Mumbai: The Reserve Bank of India on Thursday reiterated that reviving consumption demand and private investment have assumed the highest priority in 2019-20, a sign that more rate cuts could be on the anvil.

"Strengthening the banking and non-banking sectors, a big push for spending on infrastructure and implementation of much needed structural reforms in the areas of labour laws, taxation and other legal reforms, which will also enhance ease of doing business in pursuit of fulfilling the vision of India becoming a $5 trillion economy by 2024-25," the RBI said in its annual report.

The central bank also expressed concern over falling rural demand amidst some surge in indices.

"Rural demand, however, was affected by moderation in agricultural growth as reflected in tractors and two-wheelers sales. Indicators of urban demand revealed a mixed picture in contrast. Air passenger traffic recorded its lowest growth in the last five years.

"Passenger vehicles sales were the lowest in five years on account of increase in insurance costs, volatile fuel prices and lack of financing options due to the liquidity stress in the non-banking sector.
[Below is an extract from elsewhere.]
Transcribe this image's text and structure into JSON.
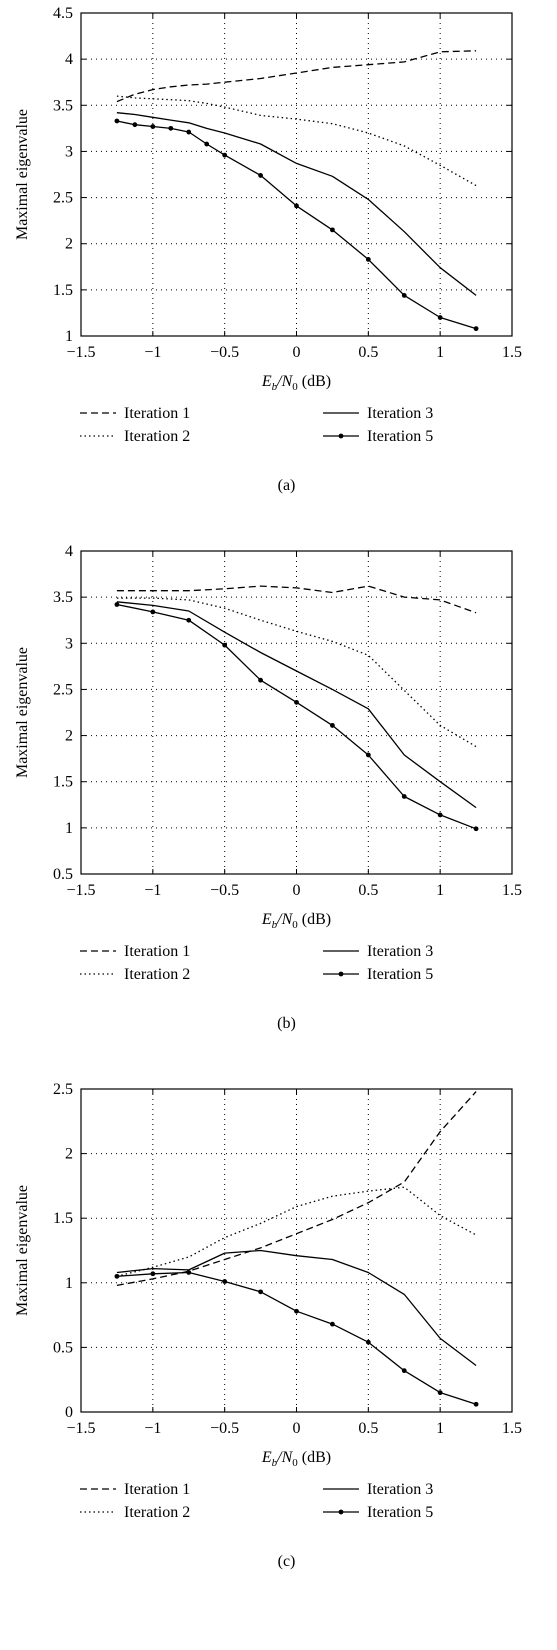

The production of consumer non-durables slumped to its lowest level in the past three years," the report highlighted.

The rate of gross domestic savings had increased marginally to 30.1 per cent of gross national disposable income (GNDI) in 2017-18 from declines in the previous two years.

The household financial savings had increased by 0.3 percentage points of GNDI, though it had remained much lower than 7.3 per cent during 2011-16. The rate of gross domestic investment in the Indian economy, measured by the ratio of gross capital formation (GCF) to GDP at current prices, had risen to a peak of 39.8 per cent in 2010-11 before a prolonged slowdown set in, taking it down to 30.9 per cent in 2016-17.

Growth in fixed investment collapsed to a 14-quarter low in Q4 of 2018-19 as production of capital goods registered a sharp contraction while imports nosedived.

On job creation, the RBI said official estimates suggest more regularisation of employment in 2017-18 and the various initiatives undertaken by the government are expected to create avenues for employment.